# Remote Desktop and linksys wrt54g router



## pacetbird (Aug 16, 2004)

Perhaps someone can help me. I have look through other threads here, but none seem to be directly helpful.

I have two machines running XP Pro. One is a wireless laptop and the other a desktop. At home, I use a linksys wrt54g router to network them and for internet access (Comcast cable). My network works fine, and when I am at home I can successfully use the local ip 192.168.x.xxx for Remote Desktop Connection.

What I would like to do is use Remote Desktop on my laptop when I am at school to my desktop at home. I try to use the same 192.168.x.xxx of my desktop from my laptop at school and it doesn't work. Also, I have tried www.whatismyip.com but I understand that that only gives me my router address. When I type in this address I get the same problem. So, what IP address do I use for RDC? Also, do I need to enable anything on the router? I have look through the router settings and can't seem to find anything relevant to this. Also, I have disabled Norton Internet Security while I am trying to get this to work.

Any thoughts?


----------



## JohnWill (Oct 19, 2002)

You need for forward some ports in the router to the machine you wish to contact externally.
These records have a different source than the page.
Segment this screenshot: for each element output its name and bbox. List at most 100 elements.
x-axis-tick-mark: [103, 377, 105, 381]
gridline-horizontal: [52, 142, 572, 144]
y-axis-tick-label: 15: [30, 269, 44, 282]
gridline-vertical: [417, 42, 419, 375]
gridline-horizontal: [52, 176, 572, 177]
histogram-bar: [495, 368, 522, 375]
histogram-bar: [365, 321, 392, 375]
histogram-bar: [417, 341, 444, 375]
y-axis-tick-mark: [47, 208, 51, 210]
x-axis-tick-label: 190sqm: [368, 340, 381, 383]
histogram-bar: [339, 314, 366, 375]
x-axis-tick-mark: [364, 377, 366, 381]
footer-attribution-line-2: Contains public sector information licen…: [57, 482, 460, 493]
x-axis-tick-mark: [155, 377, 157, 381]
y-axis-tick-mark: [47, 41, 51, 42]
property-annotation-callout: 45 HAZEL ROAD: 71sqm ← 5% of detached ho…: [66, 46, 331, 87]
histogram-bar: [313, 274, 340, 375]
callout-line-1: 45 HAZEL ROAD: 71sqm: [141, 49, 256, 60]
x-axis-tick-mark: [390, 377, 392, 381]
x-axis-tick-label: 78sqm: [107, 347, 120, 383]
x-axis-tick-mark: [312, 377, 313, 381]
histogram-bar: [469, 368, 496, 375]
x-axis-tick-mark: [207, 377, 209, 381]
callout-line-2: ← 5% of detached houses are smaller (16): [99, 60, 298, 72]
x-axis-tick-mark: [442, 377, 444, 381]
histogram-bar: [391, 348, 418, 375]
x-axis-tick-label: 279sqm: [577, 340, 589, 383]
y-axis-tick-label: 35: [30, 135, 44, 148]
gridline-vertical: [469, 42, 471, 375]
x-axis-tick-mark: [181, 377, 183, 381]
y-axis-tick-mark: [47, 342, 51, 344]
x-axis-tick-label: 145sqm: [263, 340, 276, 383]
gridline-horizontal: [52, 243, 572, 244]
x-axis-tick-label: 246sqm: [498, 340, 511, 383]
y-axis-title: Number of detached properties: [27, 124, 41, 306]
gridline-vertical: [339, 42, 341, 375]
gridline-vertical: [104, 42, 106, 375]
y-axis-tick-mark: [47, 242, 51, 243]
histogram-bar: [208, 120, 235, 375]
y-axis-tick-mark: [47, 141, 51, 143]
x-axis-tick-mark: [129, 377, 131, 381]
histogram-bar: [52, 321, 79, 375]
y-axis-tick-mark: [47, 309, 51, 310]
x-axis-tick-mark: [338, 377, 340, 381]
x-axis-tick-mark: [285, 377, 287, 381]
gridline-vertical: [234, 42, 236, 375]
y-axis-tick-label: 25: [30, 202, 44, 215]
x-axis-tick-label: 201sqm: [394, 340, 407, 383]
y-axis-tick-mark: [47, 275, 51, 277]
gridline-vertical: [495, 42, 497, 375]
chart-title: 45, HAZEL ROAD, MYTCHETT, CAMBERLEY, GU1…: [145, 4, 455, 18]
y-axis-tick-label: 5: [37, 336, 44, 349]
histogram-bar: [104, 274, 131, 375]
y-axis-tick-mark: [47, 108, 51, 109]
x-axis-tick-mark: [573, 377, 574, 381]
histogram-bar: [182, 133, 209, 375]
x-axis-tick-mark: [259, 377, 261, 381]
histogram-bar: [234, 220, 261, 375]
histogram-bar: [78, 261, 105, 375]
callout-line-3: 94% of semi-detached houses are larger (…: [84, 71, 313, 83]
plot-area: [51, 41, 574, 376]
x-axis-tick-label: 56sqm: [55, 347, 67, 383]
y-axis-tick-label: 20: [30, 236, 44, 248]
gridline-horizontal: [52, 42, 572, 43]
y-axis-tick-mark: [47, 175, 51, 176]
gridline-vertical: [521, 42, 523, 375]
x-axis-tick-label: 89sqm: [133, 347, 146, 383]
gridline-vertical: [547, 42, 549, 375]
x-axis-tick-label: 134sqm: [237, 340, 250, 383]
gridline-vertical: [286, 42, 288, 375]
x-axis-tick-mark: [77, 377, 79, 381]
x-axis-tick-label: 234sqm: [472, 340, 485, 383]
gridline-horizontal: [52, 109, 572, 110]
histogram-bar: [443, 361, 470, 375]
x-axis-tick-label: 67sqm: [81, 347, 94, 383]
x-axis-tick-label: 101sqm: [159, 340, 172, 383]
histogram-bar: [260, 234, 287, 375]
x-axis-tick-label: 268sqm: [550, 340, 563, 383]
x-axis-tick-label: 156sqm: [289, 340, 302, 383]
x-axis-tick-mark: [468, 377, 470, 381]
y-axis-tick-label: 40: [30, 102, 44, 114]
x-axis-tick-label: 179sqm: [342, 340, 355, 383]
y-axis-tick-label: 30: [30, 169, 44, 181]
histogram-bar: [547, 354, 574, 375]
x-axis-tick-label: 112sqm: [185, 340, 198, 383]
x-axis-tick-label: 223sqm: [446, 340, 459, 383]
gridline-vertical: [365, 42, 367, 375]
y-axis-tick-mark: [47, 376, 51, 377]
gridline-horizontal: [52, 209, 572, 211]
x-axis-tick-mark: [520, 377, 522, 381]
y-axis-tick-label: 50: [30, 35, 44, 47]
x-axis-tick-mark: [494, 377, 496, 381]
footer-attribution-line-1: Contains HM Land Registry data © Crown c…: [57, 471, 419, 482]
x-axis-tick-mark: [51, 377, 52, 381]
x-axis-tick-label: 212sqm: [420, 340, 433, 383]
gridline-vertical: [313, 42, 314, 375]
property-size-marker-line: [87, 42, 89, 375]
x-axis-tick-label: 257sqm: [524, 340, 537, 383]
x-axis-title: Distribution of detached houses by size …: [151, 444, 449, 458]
I did a search in Google, and turned up this post that seems to address your issue:

If you're using Windows XP Professional and you do work on both your home and your office computers, Remote Desktop can be a lifesaver - it's not unknown for me to be working on documentation at home and forget to connect to work to save the file on my office computer, for example. Remote Desktop to the rescue - since I leave my primary home machine on 24x7 and it's connected via DSL, I just remote into the home box and grab the necessary files. No fuss, no muss, and I have it here in time to hand off to the team for review.

However, what if, like my household, you have multiple machines, all of which need to be directly accessible via Remote Desktop from an external location, and you only have one IP address that points to your router? Since Remote Desktop by default looks at port 3389, you can't exactly set up port forwarding to point that single port to all of your machines.

There is an answer, or rather, two answers. Both of them are detailed in Microsoft Knowledge Base articles.

The first one is this:

Configuring the Remote Desktop Client to Connect to a Specific Port - this tells you how to get your client machine (in this case, the one you're on at work) to talk to a different Remote Desktop port than the default. In some cases, this plus a little configuration on your home router may be all you need. If your router's port forwarding option allows you to configure a public port plus a private port for each computer, all you need to do is set a different public port for each of the computers you want to access, and set the private port for each to 3389.

But what if your router doesn't expose a private port as well as a public port? No problem. That's where this article comes into play: How to Change the Listening Port for Remote Desktop (caution! This involves registry editing, and is only recommended for experienced users!). What you'll be doing is changing each of your home machines to listen to a different port for Remote Desktop connection requests. Then configure your home router with the same port numbers forwarded to the appropriate machine (So if Machine X is listening for Remote Desktop connections on port 2222, port 2222 is forwarded to Machine X on the router).


----------



## cruze5 (Aug 25, 2004)

are you wanting to just access files or "work" on your computer at home? if you just want to access files either set up and ftp server or use DMZ. and make sure you setup passwords on the folders you share


----------



## pacetbird (Aug 16, 2004)

Thanks everyone! I got the port forwarding to work. Plus, I found out that my work wireless network was blocking the ports for RDC. They fixed the problem!


----------